Eu ainda não cheguei àquela idade em que há certo desconforto com o próprio aniversário. Com o passar do tempo, alguns deixam de gostar do aniversário, porque ele será a lembrança de que há menos areia na parte de cima da ampulheta que na parte de baixo. Sei que esse tempo chegará pra mim, mas ainda gosto muito do meu aniversário. Sou encantado com a vida, gosto de celebrar cada dia, tento saborear cada momento.

Quando chega meu dia, fico sempre muito agradecido. A vida se renovou sobre mim, tenho saúde, tenho a quem amar e tenho quem me ame, sou um privilegiado. Tenho que ser grato.

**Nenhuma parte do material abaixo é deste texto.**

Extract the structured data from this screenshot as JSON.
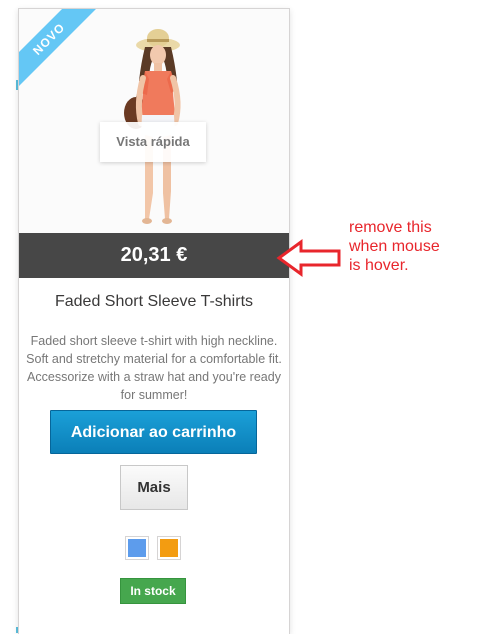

É claro que também sempre reflito sobre os cálices amargos que a vida me fez beber. Intragáveis, pensei que morreria ao sorvê-los. A dor mais profunda de todas, despedir-me para sempre de meu irmão Afonso, ainda mostra-se presente com o simples fato de mencioná-la. Com isso, e com todas as outras perdas, aprendi que a vida também é feita de despedidas. Fazemos isso o tempo todo. O aniversário é um dia para se despedir do tempo que passou, olhar para trás e dar um aceno com olhar sereno. Depois, dar meia volta, olhar para frente e deixar-se surpreender com o que está por vir.

Nesse dia meu coração fica pleno de esperança. E espero muito, talvez isso seja um defeito. Quanto maiores as expectativas, maiores as chances de frustração. Mas não canso de esperar. Após dar adeus ao passado e me virar para o futuro, sorrio. As infinitas possibilidades que estão à minha frente, me encantam. Sei que são incertas, já aprendi isso também, mas essa incertidumbre torna a aventura toda ainda mais excitante. A vida totalmente previsível é impossível e, caso fosse possível, seria uma chatice, um tédio.

Exatamente porque presumo, apenas presumo, que para mim há mais areia na parte de cima da ampulheta, quero aproveitar de maneira intensa cada oportunidade. Quero andar por lugares ainda por mim desconhecidos, há tantas viagens ainda por fazer, trabalhar bastante para deixar um legado e ser relevante, estudar muito, porque há tanto por conhecer, abraçar meus pais como se fosse aquele mesmo menino que corria descalço pelas ruas de terra vermelha do paraná, conversar com amigos de maneira leve e despretensiosa mas mantê-los como joias preciosas, como um tesouro, beijar minha amada de maneira apaixonada como nos primeiros dias de namoro e afagar e amar os filhos que com ela terei como o maior presente que Deus a vida poderiam dar. Isso tudo é esperança, da qual, hoje, meu coração está transbordando.

Sem esperança não se vive, no máximo se sobrevive, talvez nem isso. Eu me recuso a existir assim. Quero viver mesmo. Por isso celebro o dia do meu aniversário. Que todos façamos assim. Prossigamos! Há muita vida à nossa espera.